Confession: I am a bad student.
No, it’s not that I didn’t do my homework, that’s been done for a few days. I’m working my way through readings — including some additional books — highlighting and taking notes as I go. Yes, I make go to all of my classes and, no, I would never skip a 9 am lecture just because it was too early.
Why am I a bad student then?
I don’t do and, in a few cases refuse to do, the typical student-y things. Walking past the endless queues of first and second years waiting to get into clubs leaves me uncomfortable. They’ll
enjoy have a proper student night out, while I’ll be at home with a cup of mint tea, reading a book in bed. They may be judging me, mistaking me for a twenty-something Bristol resident as opposed to their peer.
In the student universe, there are several unspoken rules that govern how we think, feel and act. It’s commonly agreed that mornings always come to early, that midnight is a sacred time for facebook and that skipping class after a crazy night out is okay. The consensus says that vegetables are too expensive, pasta with sauce is a meal and that coffee isn’t something to spend money on, but rather a tool to fuel cram sessions. All students must be permanently sans money, apathetic and perfectly content to spend Sunday at home watching television.
All students except for me.
After coming back from my year abroad, the ways that I don’t fit into the typical student mold are more pronounced. Sometimes I support these stereotypes that I don’t agree with simply because they are so ingrained into our cultural notion of studentdom that I feel bad for breaking away. When a housemate with a 9 am lecture wanders blearily into the kitchen, complaining about mornings, I laugh and agree. I laugh and agree while giving a careful stir to my pumpkin oatmeal, having already done some yoga and read the headlines that morning. It’s the weakest form of agreement.
I’m sick of the stereotype of students.
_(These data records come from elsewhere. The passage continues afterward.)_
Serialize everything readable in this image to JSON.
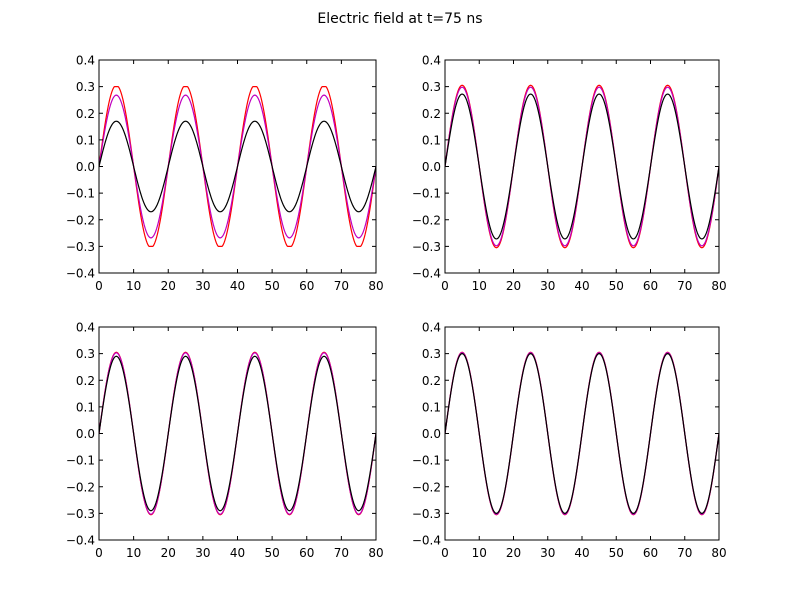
{
  "figure": {
    "title": "Electric field at t=75 ns"
  },
  "chart_data": [
    {
      "type": "line",
      "xlim": [
        0,
        80
      ],
      "ylim": [
        -0.4,
        0.4
      ],
      "xticks": [
        0,
        10,
        20,
        30,
        40,
        50,
        60,
        70,
        80
      ],
      "xtick_labels": [
        "0",
        "10",
        "20",
        "30",
        "40",
        "50",
        "60",
        "70",
        "80"
      ],
      "yticks": [
        -0.4,
        -0.3,
        -0.2,
        -0.1,
        0.0,
        0.1,
        0.2,
        0.3,
        0.4
      ],
      "ytick_labels": [
        "−0.4",
        "−0.3",
        "−0.2",
        "−0.1",
        "0.0",
        "0.1",
        "0.2",
        "0.3",
        "0.4"
      ],
      "grid": false,
      "series": [
        {
          "color": "#ff0000",
          "amplitude": 0.305,
          "period": 20,
          "x_start": 0,
          "x_end": 80,
          "shape": "clipped-sine",
          "flat_top": 0.3
        },
        {
          "color": "#bf00bf",
          "amplitude": 0.268,
          "period": 20,
          "x_start": 0,
          "x_end": 80,
          "shape": "sine"
        },
        {
          "color": "#000000",
          "amplitude": 0.17,
          "period": 20,
          "x_start": 0,
          "x_end": 80,
          "shape": "sine"
        }
      ]
    },
    {
      "type": "line",
      "xlim": [
        0,
        80
      ],
      "ylim": [
        -0.4,
        0.4
      ],
      "xticks": [
        0,
        10,
        20,
        30,
        40,
        50,
        60,
        70,
        80
      ],
      "xtick_labels": [
        "0",
        "10",
        "20",
        "30",
        "40",
        "50",
        "60",
        "70",
        "80"
      ],
      "yticks": [
        -0.4,
        -0.3,
        -0.2,
        -0.1,
        0.0,
        0.1,
        0.2,
        0.3,
        0.4
      ],
      "ytick_labels": [
        "−0.4",
        "−0.3",
        "−0.2",
        "−0.1",
        "0.0",
        "0.1",
        "0.2",
        "0.3",
        "0.4"
      ],
      "grid": false,
      "series": [
        {
          "color": "#ff0000",
          "amplitude": 0.305,
          "period": 20,
          "x_start": 0,
          "x_end": 80,
          "shape": "sine"
        },
        {
          "color": "#bf00bf",
          "amplitude": 0.298,
          "period": 20,
          "x_start": 0,
          "x_end": 80,
          "shape": "sine"
        },
        {
          "color": "#000000",
          "amplitude": 0.272,
          "period": 20,
          "x_start": 0,
          "x_end": 80,
          "shape": "sine"
        }
      ]
    },
    {
      "type": "line",
      "xlim": [
        0,
        80
      ],
      "ylim": [
        -0.4,
        0.4
      ],
      "xticks": [
        0,
        10,
        20,
        30,
        40,
        50,
        60,
        70,
        80
      ],
      "xtick_labels": [
        "0",
        "10",
        "20",
        "30",
        "40",
        "50",
        "60",
        "70",
        "80"
      ],
      "yticks": [
        -0.4,
        -0.3,
        -0.2,
        -0.1,
        0.0,
        0.1,
        0.2,
        0.3,
        0.4
      ],
      "ytick_labels": [
        "−0.4",
        "−0.3",
        "−0.2",
        "−0.1",
        "0.0",
        "0.1",
        "0.2",
        "0.3",
        "0.4"
      ],
      "grid": false,
      "series": [
        {
          "color": "#ff0000",
          "amplitude": 0.305,
          "period": 20,
          "x_start": 0,
          "x_end": 80,
          "shape": "sine"
        },
        {
          "color": "#bf00bf",
          "amplitude": 0.303,
          "period": 20,
          "x_start": 0,
          "x_end": 80,
          "shape": "sine"
        },
        {
          "color": "#000000",
          "amplitude": 0.29,
          "period": 20,
          "x_start": 0,
          "x_end": 80,
          "shape": "sine"
        }
      ]
    },
    {
      "type": "line",
      "xlim": [
        0,
        80
      ],
      "ylim": [
        -0.4,
        0.4
      ],
      "xticks": [
        0,
        10,
        20,
        30,
        40,
        50,
        60,
        70,
        80
      ],
      "xtick_labels": [
        "0",
        "10",
        "20",
        "30",
        "40",
        "50",
        "60",
        "70",
        "80"
      ],
      "yticks": [
        -0.4,
        -0.3,
        -0.2,
        -0.1,
        0.0,
        0.1,
        0.2,
        0.3,
        0.4
      ],
      "ytick_labels": [
        "−0.4",
        "−0.3",
        "−0.2",
        "−0.1",
        "0.0",
        "0.1",
        "0.2",
        "0.3",
        "0.4"
      ],
      "grid": false,
      "series": [
        {
          "color": "#ff0000",
          "amplitude": 0.305,
          "period": 20,
          "x_start": 0,
          "x_end": 80,
          "shape": "sine"
        },
        {
          "color": "#bf00bf",
          "amplitude": 0.304,
          "period": 20,
          "x_start": 0,
          "x_end": 80,
          "shape": "sine"
        },
        {
          "color": "#000000",
          "amplitude": 0.3,
          "period": 20,
          "x_start": 0,
          "x_end": 80,
          "shape": "sine"
        }
      ]
    }
  ]
}
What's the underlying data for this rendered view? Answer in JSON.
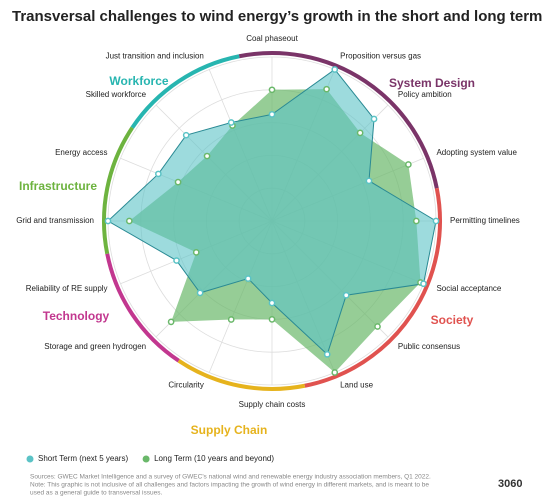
{
  "chart_data": {
    "type": "radar",
    "title": "Transversal challenges to wind energy’s growth in the short and long term",
    "categories": [
      "Coal phaseout",
      "Proposition versus gas",
      "Policy ambition",
      "Adopting system value",
      "Permitting timelines",
      "Social acceptance",
      "Public consensus",
      "Land use",
      "Supply chain costs",
      "Circularity",
      "Storage and green hydrogen",
      "Reliability of RE supply",
      "Grid and transmission",
      "Energy access",
      "Skilled workforce",
      "Just transition and inclusion"
    ],
    "series": [
      {
        "name": "Long Term (10 years and beyond)",
        "color": "#6ab86a",
        "values": [
          8,
          8.7,
          7.6,
          9,
          8.8,
          9.8,
          9.1,
          10,
          6,
          6.5,
          8.7,
          5,
          8.7,
          6.2,
          5.6,
          6.3
        ]
      },
      {
        "name": "Short Term (next 5 years)",
        "color": "#5bc3c6",
        "values": [
          6.5,
          10,
          8.8,
          6.4,
          10,
          10,
          6.4,
          8.8,
          5,
          3.8,
          6.2,
          6.3,
          10,
          7.5,
          7.4,
          6.5
        ]
      }
    ],
    "groups": [
      {
        "name": "System Design",
        "color": "#7a3468",
        "members": [
          "Coal phaseout",
          "Proposition versus gas",
          "Policy ambition",
          "Adopting system value"
        ]
      },
      {
        "name": "Society",
        "color": "#e0524f",
        "members": [
          "Permitting timelines",
          "Social acceptance",
          "Public consensus",
          "Land use"
        ]
      },
      {
        "name": "Supply Chain",
        "color": "#e6b31d",
        "members": [
          "Supply chain costs",
          "Circularity"
        ]
      },
      {
        "name": "Technology",
        "color": "#c2378f",
        "members": [
          "Storage and green hydrogen",
          "Reliability of RE supply"
        ]
      },
      {
        "name": "Infrastructure",
        "color": "#6db33f",
        "members": [
          "Grid and transmission",
          "Energy access"
        ]
      },
      {
        "name": "Workforce",
        "color": "#27b5b0",
        "members": [
          "Skilled workforce",
          "Just transition and inclusion"
        ]
      }
    ],
    "rlim": [
      0,
      10
    ],
    "rticks": [
      2,
      4,
      6,
      8,
      10
    ],
    "grid": true,
    "notes": [
      "Sources: GWEC Market Intelligence and a survey of GWEC's national wind and renewable energy industry association members, Q1 2022.",
      "Note: This graphic is not inclusive of all challenges and factors impacting the growth of wind energy in different markets, and is meant to be",
      "used as a general guide to transversal issues."
    ],
    "watermark": "3060"
  }
}
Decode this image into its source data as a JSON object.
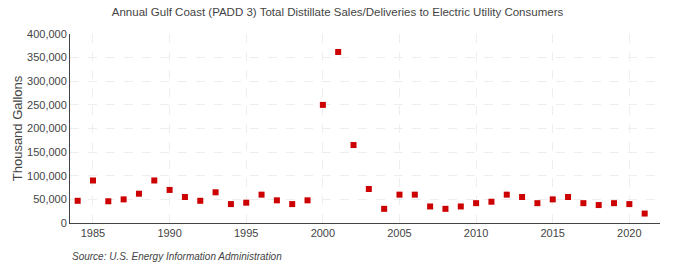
{
  "chart_data": {
    "type": "scatter",
    "title": "Annual Gulf Coast (PADD 3) Total Distillate Sales/Deliveries to Electric Utility Consumers",
    "ylabel": "Thousand Gallons",
    "annotations": [
      "Source: U.S. Energy Information Administration"
    ],
    "x": [
      1984,
      1985,
      1986,
      1987,
      1988,
      1989,
      1990,
      1991,
      1992,
      1993,
      1994,
      1995,
      1996,
      1997,
      1998,
      1999,
      2000,
      2001,
      2002,
      2003,
      2004,
      2005,
      2006,
      2007,
      2008,
      2009,
      2010,
      2011,
      2012,
      2013,
      2014,
      2015,
      2016,
      2017,
      2018,
      2019,
      2020,
      2021
    ],
    "values": [
      47000,
      90000,
      46000,
      50000,
      62000,
      90000,
      70000,
      55000,
      47000,
      65000,
      40000,
      43000,
      60000,
      48000,
      40000,
      48000,
      250000,
      362000,
      165000,
      72000,
      30000,
      60000,
      60000,
      35000,
      30000,
      35000,
      42000,
      45000,
      60000,
      55000,
      42000,
      50000,
      55000,
      42000,
      38000,
      42000,
      40000,
      20000
    ],
    "color": "#cc0000",
    "marker": "square",
    "grid": true,
    "xlim": [
      1983.5,
      2022
    ],
    "xticks": [
      1985,
      1990,
      1995,
      2000,
      2005,
      2010,
      2015,
      2020
    ],
    "ylim": [
      0,
      400000
    ],
    "yticks": [
      0,
      {
        "value": 50000,
        "label": "50,000"
      },
      {
        "value": 100000,
        "label": "100,000"
      },
      {
        "value": 150000,
        "label": "150,000"
      },
      {
        "value": 200000,
        "label": "200,000"
      },
      {
        "value": 250000,
        "label": "250,000"
      },
      {
        "value": 300000,
        "label": "300,000"
      },
      {
        "value": 350000,
        "label": "350,000"
      },
      {
        "value": 400000,
        "label": "400,000"
      }
    ]
  }
}
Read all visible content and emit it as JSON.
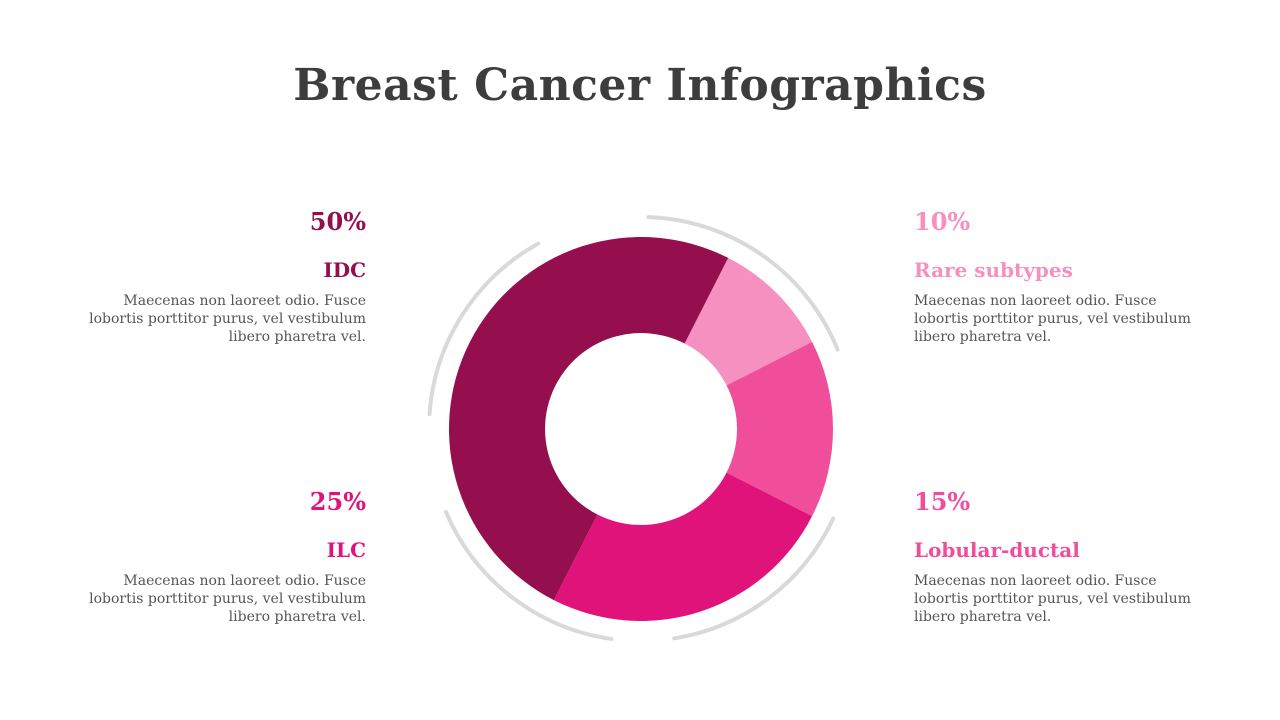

We need to broaden it.
Yes, students can enjoy sleeping late and may prefer to spend their Sundays watching television; however these traits aren’t student characteristics, but personalities that accompany people beyond their time at university. Students are as diverse as any other group, except for the fact that the vast majority are between the ages of 18-22.
During one of our introductory language lectures, a professor told us to celebrate our individuality. After a year in Italy, where students were judged by their ability to regurgitate dates as opposed to think, the idea was so shocking and so welcome that I could barely hear it. Celebrating our individuality means both our interests and our habits. Just because you don’t fit the student stereotype, doesn’t sacrifice your identity as a student.
What about you? Did/do you fit a student stereotype? How would you describe the typical student?